Em SP, edifícios históricos se tornam polos gastronômicos
Museus e prédios centenários aliam arquitetura e cultura a boas opções de bares e restaurantes na cidade
As sombrias volutas do centenário porão do Theatro Municipal de São Paulo recebem uma pálida e inesperada luz das mesas fulgurantes do novo Bar dos Arcos. Ali se apinham jovens de classe média alta dos bairros ricos da cidade com passantes da região que relaxam neste patrimônio histórico após o trabalho.
Mistura que alegra o criador da casa, Facundo Guerra, 45, artífice de uma tendência iniciada há 15 anos e que se intensifica: a de ocupar regiões antigas e imóveis históricos para entretenimento, bares e restaurantes.
Um movimento que não teve um plano calculado. “Quando comecei, não podia ir para Jardins, Vila Madalena, eram caros; a Augusta, no centro, era barata”. Foi lá, em 2005, que criou a boate Vegas, a primeira de mais de dez casas, seis delas ainda na ativa.
“E eu gosto é do centro.
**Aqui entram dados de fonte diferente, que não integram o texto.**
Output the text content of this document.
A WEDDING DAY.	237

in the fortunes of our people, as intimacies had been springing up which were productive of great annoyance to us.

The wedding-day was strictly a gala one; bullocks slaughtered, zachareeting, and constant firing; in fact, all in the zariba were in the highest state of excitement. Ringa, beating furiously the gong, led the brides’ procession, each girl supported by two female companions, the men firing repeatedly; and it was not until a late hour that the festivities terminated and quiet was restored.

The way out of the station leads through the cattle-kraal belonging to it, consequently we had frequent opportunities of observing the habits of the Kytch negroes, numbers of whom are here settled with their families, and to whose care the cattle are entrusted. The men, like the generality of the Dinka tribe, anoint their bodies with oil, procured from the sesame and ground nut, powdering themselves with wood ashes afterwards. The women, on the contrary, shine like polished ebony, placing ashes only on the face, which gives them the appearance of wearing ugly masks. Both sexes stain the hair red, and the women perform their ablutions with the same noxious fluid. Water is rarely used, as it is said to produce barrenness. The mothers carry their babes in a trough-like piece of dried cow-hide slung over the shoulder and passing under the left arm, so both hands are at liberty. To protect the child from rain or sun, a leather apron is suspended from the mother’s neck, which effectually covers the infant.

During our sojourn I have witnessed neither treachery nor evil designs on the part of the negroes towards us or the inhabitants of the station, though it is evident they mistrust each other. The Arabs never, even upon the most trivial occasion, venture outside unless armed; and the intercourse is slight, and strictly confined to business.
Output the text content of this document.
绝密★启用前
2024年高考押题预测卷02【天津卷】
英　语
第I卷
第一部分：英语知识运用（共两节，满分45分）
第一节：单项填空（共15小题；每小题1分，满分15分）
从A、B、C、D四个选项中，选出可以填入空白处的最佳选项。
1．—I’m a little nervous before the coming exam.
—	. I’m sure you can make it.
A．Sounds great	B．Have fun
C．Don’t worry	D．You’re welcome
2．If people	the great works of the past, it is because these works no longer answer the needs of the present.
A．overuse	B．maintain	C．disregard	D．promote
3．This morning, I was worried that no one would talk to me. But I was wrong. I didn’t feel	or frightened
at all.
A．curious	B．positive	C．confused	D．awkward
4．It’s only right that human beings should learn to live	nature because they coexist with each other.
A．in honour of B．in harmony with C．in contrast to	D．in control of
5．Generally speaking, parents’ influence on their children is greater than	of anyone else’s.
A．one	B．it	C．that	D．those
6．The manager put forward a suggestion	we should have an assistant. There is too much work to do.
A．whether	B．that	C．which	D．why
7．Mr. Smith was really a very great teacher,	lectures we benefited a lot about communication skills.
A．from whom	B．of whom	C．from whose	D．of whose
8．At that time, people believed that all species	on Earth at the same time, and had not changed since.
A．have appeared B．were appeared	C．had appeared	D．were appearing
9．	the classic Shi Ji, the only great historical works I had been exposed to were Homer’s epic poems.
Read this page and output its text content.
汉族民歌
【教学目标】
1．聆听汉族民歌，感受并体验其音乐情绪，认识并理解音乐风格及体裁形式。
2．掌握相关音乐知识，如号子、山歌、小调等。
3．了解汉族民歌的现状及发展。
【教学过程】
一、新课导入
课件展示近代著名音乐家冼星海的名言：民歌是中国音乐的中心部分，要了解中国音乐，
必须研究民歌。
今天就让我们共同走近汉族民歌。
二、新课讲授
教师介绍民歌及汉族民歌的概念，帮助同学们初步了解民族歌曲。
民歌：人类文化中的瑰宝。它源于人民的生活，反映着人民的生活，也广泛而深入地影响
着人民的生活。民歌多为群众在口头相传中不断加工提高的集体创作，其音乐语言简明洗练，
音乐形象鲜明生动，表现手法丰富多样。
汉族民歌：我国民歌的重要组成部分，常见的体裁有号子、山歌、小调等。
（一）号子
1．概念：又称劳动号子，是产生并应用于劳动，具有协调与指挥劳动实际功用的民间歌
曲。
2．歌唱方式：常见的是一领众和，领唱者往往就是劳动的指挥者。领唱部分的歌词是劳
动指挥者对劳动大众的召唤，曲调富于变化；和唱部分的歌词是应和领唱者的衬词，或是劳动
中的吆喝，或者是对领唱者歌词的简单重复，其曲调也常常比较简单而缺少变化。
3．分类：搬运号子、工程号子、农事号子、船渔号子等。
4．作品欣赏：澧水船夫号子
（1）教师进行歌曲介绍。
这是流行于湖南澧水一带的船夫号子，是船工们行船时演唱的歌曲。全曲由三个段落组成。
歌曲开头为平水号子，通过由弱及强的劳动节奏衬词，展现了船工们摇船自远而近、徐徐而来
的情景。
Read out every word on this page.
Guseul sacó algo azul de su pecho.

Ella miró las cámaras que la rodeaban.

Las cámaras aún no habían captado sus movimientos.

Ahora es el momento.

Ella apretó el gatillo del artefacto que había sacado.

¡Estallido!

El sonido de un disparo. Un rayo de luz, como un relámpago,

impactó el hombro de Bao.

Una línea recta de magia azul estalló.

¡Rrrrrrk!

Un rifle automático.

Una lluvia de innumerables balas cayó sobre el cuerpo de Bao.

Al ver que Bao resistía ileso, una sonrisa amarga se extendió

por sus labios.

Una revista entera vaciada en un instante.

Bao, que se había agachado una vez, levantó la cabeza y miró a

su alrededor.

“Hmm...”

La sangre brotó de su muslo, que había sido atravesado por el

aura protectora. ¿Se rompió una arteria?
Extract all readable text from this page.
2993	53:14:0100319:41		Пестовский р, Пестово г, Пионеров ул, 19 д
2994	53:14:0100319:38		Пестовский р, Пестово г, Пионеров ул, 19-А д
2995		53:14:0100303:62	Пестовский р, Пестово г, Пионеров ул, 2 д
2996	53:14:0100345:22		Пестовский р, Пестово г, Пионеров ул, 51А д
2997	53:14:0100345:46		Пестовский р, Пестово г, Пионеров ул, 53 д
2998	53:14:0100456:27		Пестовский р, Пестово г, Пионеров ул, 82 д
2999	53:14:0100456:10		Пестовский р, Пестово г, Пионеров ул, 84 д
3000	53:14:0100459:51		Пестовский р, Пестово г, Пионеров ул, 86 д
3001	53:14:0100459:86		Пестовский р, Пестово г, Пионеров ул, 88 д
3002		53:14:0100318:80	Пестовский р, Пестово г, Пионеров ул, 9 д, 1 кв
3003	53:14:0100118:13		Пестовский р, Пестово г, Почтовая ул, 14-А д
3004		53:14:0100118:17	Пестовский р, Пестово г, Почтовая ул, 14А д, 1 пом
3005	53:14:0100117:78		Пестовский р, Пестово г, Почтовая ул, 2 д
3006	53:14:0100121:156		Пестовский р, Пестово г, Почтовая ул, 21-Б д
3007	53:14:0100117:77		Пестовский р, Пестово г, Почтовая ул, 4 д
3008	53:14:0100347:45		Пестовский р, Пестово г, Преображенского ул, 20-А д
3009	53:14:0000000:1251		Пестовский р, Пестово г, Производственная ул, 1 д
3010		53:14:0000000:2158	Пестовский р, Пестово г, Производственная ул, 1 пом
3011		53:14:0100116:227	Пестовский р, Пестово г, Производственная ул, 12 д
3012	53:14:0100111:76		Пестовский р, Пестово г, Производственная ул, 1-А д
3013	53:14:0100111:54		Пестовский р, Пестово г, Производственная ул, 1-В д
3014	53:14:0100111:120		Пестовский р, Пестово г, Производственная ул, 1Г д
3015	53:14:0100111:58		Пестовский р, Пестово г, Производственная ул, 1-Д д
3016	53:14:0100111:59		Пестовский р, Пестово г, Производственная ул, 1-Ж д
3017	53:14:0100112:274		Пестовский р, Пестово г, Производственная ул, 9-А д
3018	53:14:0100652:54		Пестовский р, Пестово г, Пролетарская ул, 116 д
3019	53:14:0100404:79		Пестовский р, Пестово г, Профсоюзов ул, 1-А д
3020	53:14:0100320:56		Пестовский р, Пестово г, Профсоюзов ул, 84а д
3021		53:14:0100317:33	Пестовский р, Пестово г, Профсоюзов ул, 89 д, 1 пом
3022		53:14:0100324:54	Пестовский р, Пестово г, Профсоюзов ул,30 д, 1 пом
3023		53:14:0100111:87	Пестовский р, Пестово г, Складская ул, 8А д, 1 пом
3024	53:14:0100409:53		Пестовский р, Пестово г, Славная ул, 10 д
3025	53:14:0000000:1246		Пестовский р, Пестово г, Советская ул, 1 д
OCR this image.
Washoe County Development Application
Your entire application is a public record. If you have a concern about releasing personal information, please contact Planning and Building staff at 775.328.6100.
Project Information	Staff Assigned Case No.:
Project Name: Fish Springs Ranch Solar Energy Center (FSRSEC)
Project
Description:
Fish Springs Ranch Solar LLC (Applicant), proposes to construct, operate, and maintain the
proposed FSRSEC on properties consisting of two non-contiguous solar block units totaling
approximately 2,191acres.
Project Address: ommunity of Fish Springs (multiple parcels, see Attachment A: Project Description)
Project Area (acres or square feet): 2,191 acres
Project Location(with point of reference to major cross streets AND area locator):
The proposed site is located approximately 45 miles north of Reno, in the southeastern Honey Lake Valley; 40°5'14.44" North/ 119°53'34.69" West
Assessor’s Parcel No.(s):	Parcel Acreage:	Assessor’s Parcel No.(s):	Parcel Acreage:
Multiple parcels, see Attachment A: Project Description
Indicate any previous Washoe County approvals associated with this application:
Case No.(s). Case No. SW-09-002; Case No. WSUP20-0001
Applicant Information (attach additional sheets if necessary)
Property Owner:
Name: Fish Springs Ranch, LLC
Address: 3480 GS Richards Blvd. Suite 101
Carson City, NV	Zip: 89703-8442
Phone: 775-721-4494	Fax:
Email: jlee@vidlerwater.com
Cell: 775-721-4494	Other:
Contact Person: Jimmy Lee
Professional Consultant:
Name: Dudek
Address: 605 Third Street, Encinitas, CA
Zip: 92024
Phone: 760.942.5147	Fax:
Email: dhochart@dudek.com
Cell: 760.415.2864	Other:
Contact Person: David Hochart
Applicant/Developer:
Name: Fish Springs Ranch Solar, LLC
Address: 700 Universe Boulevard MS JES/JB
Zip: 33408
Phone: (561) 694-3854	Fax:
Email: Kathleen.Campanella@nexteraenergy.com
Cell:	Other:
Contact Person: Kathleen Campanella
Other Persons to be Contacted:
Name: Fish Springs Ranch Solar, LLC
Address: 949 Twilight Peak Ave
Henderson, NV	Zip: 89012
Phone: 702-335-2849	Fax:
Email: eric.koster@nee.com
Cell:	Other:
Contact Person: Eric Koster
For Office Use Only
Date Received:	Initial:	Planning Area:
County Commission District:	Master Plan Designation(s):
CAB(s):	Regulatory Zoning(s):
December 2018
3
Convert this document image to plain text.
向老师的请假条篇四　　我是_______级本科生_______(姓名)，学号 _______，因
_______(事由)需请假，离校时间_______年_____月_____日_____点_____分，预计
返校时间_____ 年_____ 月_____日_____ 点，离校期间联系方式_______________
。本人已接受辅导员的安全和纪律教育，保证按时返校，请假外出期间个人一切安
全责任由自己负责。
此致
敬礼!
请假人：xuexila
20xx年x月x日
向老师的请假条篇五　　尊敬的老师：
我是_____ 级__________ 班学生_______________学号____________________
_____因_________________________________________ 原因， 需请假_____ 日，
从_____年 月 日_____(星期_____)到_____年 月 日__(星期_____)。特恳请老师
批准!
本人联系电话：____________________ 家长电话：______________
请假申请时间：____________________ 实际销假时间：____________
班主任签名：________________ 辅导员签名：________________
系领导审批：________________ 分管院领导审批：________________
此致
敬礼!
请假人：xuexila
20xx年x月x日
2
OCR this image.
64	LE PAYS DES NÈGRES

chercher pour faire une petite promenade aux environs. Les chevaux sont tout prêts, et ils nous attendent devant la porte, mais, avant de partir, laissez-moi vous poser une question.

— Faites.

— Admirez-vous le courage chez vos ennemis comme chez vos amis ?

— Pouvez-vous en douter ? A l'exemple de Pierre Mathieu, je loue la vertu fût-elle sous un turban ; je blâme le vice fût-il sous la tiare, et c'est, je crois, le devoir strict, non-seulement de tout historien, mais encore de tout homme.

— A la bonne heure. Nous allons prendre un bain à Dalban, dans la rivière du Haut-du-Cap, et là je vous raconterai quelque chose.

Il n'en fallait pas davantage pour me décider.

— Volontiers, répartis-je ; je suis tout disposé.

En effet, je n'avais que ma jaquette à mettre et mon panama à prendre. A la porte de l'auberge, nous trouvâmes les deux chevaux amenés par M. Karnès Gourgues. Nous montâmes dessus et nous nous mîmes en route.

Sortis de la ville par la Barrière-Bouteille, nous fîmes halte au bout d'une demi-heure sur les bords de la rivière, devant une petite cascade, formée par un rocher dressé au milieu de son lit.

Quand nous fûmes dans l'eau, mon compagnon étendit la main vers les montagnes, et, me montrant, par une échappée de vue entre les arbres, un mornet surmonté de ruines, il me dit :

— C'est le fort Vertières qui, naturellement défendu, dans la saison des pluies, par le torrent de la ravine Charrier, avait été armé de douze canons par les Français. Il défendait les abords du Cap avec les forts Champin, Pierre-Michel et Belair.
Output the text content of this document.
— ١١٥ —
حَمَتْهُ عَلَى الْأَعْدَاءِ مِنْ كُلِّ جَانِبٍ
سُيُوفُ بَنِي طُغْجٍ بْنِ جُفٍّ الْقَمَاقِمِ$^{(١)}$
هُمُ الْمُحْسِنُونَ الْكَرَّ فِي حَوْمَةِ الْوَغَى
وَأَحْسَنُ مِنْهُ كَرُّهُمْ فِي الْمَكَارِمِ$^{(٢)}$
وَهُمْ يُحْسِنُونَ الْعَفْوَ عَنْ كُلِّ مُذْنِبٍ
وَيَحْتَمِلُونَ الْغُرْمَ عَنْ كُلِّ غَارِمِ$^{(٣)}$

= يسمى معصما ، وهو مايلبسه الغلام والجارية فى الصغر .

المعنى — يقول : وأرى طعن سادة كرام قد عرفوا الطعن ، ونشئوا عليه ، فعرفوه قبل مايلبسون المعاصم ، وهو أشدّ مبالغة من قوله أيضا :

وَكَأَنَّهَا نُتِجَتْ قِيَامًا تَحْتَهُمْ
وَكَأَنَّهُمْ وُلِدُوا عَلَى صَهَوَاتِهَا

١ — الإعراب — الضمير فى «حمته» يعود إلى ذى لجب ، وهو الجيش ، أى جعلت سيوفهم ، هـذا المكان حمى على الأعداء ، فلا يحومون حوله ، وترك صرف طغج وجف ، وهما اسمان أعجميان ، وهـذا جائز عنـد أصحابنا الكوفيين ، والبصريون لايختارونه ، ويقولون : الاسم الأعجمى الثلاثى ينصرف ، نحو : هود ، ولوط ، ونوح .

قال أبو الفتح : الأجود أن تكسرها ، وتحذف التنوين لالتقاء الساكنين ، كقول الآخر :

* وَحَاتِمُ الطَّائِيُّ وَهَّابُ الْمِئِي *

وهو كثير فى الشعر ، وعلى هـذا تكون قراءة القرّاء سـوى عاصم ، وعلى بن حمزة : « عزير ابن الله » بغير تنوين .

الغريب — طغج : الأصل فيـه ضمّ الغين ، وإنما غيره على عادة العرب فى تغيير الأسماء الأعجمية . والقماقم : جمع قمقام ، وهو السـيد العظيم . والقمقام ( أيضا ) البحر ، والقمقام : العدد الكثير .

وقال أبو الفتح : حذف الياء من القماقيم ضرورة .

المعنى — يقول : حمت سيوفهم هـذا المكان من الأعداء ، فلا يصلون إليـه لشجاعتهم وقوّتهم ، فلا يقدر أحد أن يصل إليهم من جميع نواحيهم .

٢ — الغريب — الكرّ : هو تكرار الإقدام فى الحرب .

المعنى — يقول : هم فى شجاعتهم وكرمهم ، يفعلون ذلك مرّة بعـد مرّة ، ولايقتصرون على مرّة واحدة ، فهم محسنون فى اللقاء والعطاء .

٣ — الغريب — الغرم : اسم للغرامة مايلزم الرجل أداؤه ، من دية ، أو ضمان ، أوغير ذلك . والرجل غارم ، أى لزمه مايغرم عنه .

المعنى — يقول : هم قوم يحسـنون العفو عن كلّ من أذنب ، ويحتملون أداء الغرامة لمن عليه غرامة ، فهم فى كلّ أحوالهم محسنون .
Desde que cheguei da Argentina, criança, morei em Santa Cecília, e percorria as ruas com meu avô e minha mãe que eram vendedores ambulantes”, lembra.
Para além de seus domínios, São Paulo assistiu à recuperação do edifício Altino Arantes (ex-Banespa), hoje centro cultural Farol Santander, com andares dedicados à gastronomia; à instalação, nos altos do Museu de Arte Contemporânea, do restaurante Vista; à migração, para um palacete do centro antigo, do cabaré Casa de Francisca.
Fora os planos do próprio Guerra, que inaugurou o clube de jazz Blue Note no Conjunto Nacional, recupera o antigo cine Ipiranga (como clube coletivo de jogos eletrônicos) e, mais ambicioso, planeja ocupar as catacumbas da avenida Paulista, que seriam a pista dos carros (com a superfície somente para pedestres) num projeto abandonado na década de 1970.
ques criados pelos premiados bartenders Zulu e Jairo Gama.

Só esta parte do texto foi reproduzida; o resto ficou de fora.